The second lesson is that many of the items on the list are prosaic but extremely powerful. What prompted me to write that piece to begin with was the realization that what made the U.S. the world's leading industrial power was not a brilliant idea, it was, in essence, merely moving things from A to B. Of course, they had to be the right things (and the right choice of "B" -- you don't get to choose "A", it's determined when you choose what you're going to move), but the point is that what made the U.S. ultimately the richest nation on earth was more heavy lifting -- literally -- than anything else.

The third lesson is that by going through the process of figuring out what category your business fits into you can make predictions about its potential to provide a return on investment. Trevor Blackwell, for example, suggested that education should be on the list. I think eduction is an instance of 9c, providing information to people that is useful in and of itself. If you think about it in that way, it suggests that if you want to start a business educating people you will face many of the same challenges that face other industries in that category, like journalism and the music industry.

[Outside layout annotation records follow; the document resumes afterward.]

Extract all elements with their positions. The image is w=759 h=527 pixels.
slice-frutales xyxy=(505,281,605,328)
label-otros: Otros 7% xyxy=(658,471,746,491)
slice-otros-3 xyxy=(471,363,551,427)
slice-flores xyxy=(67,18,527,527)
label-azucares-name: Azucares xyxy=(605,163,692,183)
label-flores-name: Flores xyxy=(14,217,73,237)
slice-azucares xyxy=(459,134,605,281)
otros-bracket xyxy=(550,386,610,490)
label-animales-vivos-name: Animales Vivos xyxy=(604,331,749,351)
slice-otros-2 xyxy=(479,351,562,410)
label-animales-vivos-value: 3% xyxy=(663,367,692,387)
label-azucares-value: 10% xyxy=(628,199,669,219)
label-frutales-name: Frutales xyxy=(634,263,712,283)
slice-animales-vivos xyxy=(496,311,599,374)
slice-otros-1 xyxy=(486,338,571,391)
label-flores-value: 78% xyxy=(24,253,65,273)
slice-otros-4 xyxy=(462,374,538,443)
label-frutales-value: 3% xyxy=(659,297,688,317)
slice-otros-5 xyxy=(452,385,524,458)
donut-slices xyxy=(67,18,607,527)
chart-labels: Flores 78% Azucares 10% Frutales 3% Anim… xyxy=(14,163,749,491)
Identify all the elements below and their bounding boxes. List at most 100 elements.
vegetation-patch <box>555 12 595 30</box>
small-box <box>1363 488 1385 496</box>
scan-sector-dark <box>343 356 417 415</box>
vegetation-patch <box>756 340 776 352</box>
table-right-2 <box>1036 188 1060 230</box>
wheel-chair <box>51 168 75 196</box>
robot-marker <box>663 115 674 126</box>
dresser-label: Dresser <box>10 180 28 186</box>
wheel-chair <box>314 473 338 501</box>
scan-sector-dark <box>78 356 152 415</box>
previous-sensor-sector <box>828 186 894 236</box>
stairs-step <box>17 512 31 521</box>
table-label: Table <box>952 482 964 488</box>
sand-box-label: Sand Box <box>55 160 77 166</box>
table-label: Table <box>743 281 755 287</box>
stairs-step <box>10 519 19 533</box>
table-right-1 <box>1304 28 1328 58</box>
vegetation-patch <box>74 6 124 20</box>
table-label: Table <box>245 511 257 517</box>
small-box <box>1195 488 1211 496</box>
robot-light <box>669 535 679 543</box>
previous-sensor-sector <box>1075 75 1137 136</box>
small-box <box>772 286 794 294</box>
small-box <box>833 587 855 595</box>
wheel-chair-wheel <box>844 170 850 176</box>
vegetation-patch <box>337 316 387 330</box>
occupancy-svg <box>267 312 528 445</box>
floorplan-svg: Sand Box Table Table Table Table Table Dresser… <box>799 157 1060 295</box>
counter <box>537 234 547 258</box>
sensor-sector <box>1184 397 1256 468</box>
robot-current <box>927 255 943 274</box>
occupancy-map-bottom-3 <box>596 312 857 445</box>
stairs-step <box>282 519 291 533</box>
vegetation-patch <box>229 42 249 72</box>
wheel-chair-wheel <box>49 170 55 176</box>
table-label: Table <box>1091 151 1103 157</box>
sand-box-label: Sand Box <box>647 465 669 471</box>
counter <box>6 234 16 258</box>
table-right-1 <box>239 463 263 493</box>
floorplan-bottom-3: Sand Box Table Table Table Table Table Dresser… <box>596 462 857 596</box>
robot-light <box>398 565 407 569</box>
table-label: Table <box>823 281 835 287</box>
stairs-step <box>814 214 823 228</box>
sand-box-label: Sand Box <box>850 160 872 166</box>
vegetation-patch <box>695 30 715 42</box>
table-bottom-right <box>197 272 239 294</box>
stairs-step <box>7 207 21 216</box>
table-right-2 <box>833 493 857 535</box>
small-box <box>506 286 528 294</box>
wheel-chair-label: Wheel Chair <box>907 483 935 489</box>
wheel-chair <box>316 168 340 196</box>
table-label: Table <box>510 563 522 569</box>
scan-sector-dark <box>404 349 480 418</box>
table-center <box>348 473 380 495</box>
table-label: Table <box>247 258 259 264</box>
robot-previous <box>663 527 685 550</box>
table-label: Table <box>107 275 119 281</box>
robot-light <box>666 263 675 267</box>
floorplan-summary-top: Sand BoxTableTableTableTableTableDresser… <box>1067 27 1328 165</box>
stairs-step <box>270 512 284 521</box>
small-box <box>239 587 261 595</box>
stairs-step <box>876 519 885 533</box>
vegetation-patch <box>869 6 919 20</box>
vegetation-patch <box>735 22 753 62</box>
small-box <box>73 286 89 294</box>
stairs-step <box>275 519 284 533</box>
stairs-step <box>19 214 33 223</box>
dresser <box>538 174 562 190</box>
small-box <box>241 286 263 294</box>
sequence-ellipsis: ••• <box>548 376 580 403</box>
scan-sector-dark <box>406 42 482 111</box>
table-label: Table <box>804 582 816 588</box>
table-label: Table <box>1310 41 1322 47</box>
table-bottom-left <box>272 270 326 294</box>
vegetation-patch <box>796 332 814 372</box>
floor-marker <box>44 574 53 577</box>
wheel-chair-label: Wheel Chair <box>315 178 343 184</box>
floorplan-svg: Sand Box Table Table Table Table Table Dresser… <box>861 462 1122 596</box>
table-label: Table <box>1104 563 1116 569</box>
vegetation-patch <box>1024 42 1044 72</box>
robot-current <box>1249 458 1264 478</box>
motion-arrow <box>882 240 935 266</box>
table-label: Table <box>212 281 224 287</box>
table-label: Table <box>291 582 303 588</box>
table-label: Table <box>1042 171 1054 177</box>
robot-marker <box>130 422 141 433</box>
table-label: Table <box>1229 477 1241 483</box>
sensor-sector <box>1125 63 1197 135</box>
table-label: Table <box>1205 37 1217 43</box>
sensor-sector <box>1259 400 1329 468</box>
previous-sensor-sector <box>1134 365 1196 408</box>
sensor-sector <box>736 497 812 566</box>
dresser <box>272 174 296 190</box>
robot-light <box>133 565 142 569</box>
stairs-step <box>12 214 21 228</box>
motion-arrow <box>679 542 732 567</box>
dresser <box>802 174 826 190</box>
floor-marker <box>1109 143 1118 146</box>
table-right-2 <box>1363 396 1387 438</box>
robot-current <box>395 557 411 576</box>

The prediction then is that eduction, while it may make the world a better place and may be personally rewarding, is not likely to make big money. And indeed, that is exactly what we see in the world. So if you want to pitch me a business that is based on educating people you need to have a really good story to tell about what you are doing fundamentally differently than all the other businesses in category 9c that are failing to make money. (And if you really have a good story to tell about that, chances are that you've made a breakthrough in some other category.)

The fourth lesson is that it really is easy to miss the forest for the trees. There were two suggestions for new top-level categories that I consider valid, though they are somewhat arguable. The first is the performing arts, which really doesn't seem to fit in any of the categories in my original list. The second is finance, which includes a heavy dose of category 9 (managing information) but also includes the managing of money, which is fundamentally distinct from both information and material goods. The fundamental physics of money are different in a deep way from the fundamental physics of atoms, which are in turn different from the fundamental physics of bits.

[Spoiler alert]

There is another kind of thing with fundamentally different physics from atoms, bits, and money, and whose manipulation produces wealth. It is energy. Producing, storing, converting, and transporting energy is what I had in mind as the missing top-level category.


Don Geddis said...

One of your minor side comments seems to be that the "reason" the US became the richest nation on earth, is that it moved more stuff from A to B than any other nation.

You mean this as an actual historical theory, along the lines of Jared Diamond's "Guns, Germs, & Steel"?

I don't buy it as a particular strong explanation for US success. If you go back 200 years, and then ask what the US did right, while Argentina, and China, and Japan, and India, and all of Europe, did it "wrong" ... I'm not sure how it helps anything by saying that the US "correctly" decided to move things from A to B. How does a national leader of one of the other countries, a few centuries ago, operationalize that advice? What choices could they possibly have made, to become rich like the US?

I suspect the real answer is more about natural resources, immigration, entrepreneurship, etc.

Ron said...

Let me be more precise: the capital that financed the industrialization of the U.S. was provided by the China trade. Of course, to make the U.S. what it became took more than just capital. But it was a necessary and major component.

Urthor said...

Providing liquidity seems like it's a subcategory of "storing things."

Hence finance is really a combination of the first two things, storing things, and moving things from place to play, answering supply and demand.